A disabled war correspondent was forced to crawl to the bathroom on a recent London-bound flight because the airline banned wheelchairs, he said.
BBC journalist Frank Gardner, 63, shared the degrading ordeal on X Monday.
“Wow. It’s 2024 and I’ve just had to crawl along the floor of this LOT Polish airline to get to the toilet during a flight back from Warsaw as ‘we don’t have onboard wheelchairs. It’s airline policy,’” Gardner said.
“If you’re disabled and you can’t walk this is just discriminatory,” the veteran journo – who was shot and paralyzed by al-Qaeda gunmen in Saudi Arabia 20 years ago – added.
The post was accompanied by a photo of Gardner’s legs on the floor of the plane.

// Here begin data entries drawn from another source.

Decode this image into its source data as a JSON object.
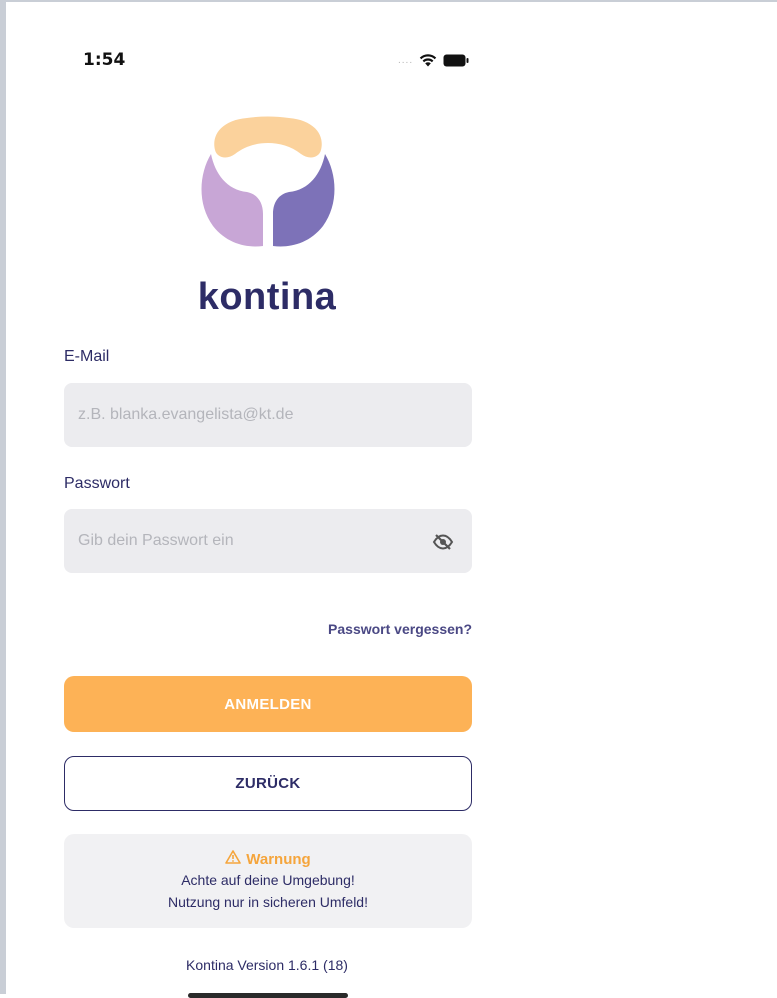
{
  "status_bar": {
    "time": "1:54",
    "signal": "....",
    "wifi_icon": "wifi-icon",
    "battery_icon": "battery-icon"
  },
  "brand": {
    "name": "kontina",
    "colors": {
      "peach": "#fbd29c",
      "lilac": "#c8a6d6",
      "violet": "#7d72b8",
      "navy": "#2d2c66"
    }
  },
  "login": {
    "email_label": "E-Mail",
    "email_placeholder": "z.B. blanka.evangelista@kt.de",
    "email_value": "",
    "password_label": "Passwort",
    "password_placeholder": "Gib dein Passwort ein",
    "password_value": "",
    "visibility_icon": "eye-off-icon",
    "forgot_link": "Passwort vergessen?",
    "login_button": "ANMELDEN",
    "back_button": "ZURÜCK"
  },
  "warning": {
    "icon": "warning-triangle-icon",
    "title": "Warnung",
    "line1": "Achte auf deine Umgebung!",
    "line2": "Nutzung nur in sicheren Umfeld!"
  },
  "footer": {
    "version": "Kontina Version 1.6.1 (18)"
  },
  "colors": {
    "primary": "#fdb256",
    "input_bg": "#ececef",
    "warning": "#f5a53c"
  }
}
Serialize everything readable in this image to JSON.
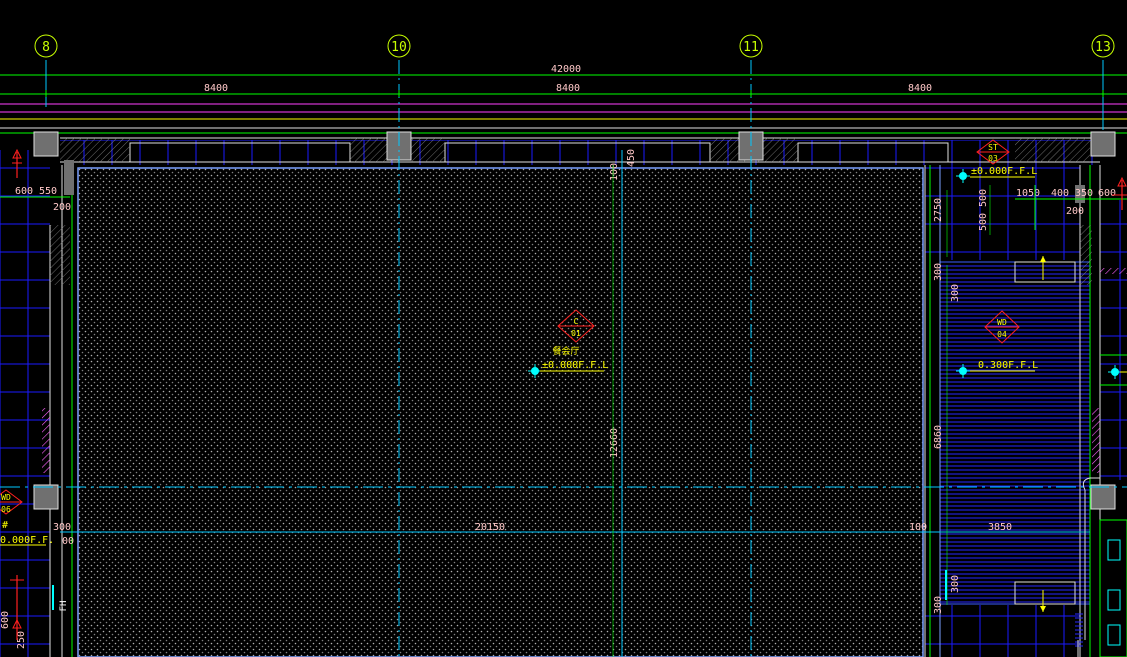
{
  "grid_axes": [
    "8",
    "10",
    "11",
    "13"
  ],
  "dimensions_top": {
    "overall": "42000",
    "segments": [
      "8400",
      "8400",
      "8400"
    ]
  },
  "room": {
    "name": "餐会厅",
    "tag_top": "C",
    "tag_bottom": "01",
    "level": "±0.000F.F.L"
  },
  "side_room": {
    "tag_top": "WD",
    "tag_bottom": "04",
    "level": "0.300F.F.L"
  },
  "stair_area": {
    "tag_top": "ST",
    "tag_bottom": "03",
    "level": "±0.000F.F.L"
  },
  "left_tag": {
    "tag_top": "WD",
    "tag_bottom": "06",
    "level": "0.000F.F."
  },
  "dimension_labels": {
    "hall_width": "20150",
    "hall_depth": "12660",
    "top_offset_100": "100",
    "top_offset_450": "450",
    "right_offset_100": "100",
    "side_width": "3850",
    "side_depth": "6860",
    "upper_2750": "2750",
    "upper_500a": "500",
    "upper_500b": "500",
    "right_300a": "300",
    "right_300b": "300",
    "right_300c": "300",
    "right_300d": "300",
    "left_600": "600",
    "left_550": "550",
    "left_200": "200",
    "left_300": "300",
    "left_00": "00",
    "left_600b": "600",
    "left_250": "250",
    "right_1050": "1050",
    "right_400": "400",
    "right_350": "350",
    "right_600": "600",
    "right_200": "200",
    "hash": "#",
    "fh": "FH"
  },
  "colors": {
    "background": "#000000",
    "grid_bubble": "#c8ff00",
    "dimension_line": "#00ff00",
    "dimension_text": "#ffc8c8",
    "wall": "#e0e0e0",
    "column": "#707070",
    "tile_grid": "#1a1aff",
    "center_line": "#00c8ff",
    "room_outline": "#7aa0ff",
    "tag_red": "#ff2020",
    "tag_text": "#ffff00",
    "level_marker": "#00ffff",
    "magenta": "#ff40ff",
    "yellow_line": "#ffff00",
    "hatch": "#ff60ff",
    "white_text": "#ffffff"
  }
}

“In fairness to the cabin crew, they were as helpful and apologetic as they could be. Not their fault, it’s the airline. Won’t be flying LOT again until they join the 21st century,” Gardner wrote in a follow-up post.
He also discussed the “inhumane” incident on BBC Breakfast Tuesday.
“It is outrageous in terms of air travel that LOT, the Polish airline I traveled on from Warsaw last night back to London, had no onboard aisle chair,” Gardner lamented.
“I said, ‘Well, how do you expect me to go to the loo?’ ‘Well, we can help you.’
“Well, not really, because if somebody drags you to the loo it’s too difficult. I had to crawl on my backside along the floor – which wasn’t particularly clean – of the aircraft,” he said.
“The cabin crew were very embarrassed and they were as helpful as they could – there was a really nice steward there who was fantastic. He was able to take my legs.
“But the point is, guys, it’s not difficult to have an onboard aisle chair. These things fold up to the size of a pram, if not smaller, and they fit into an overhead locker or into a cupboard.”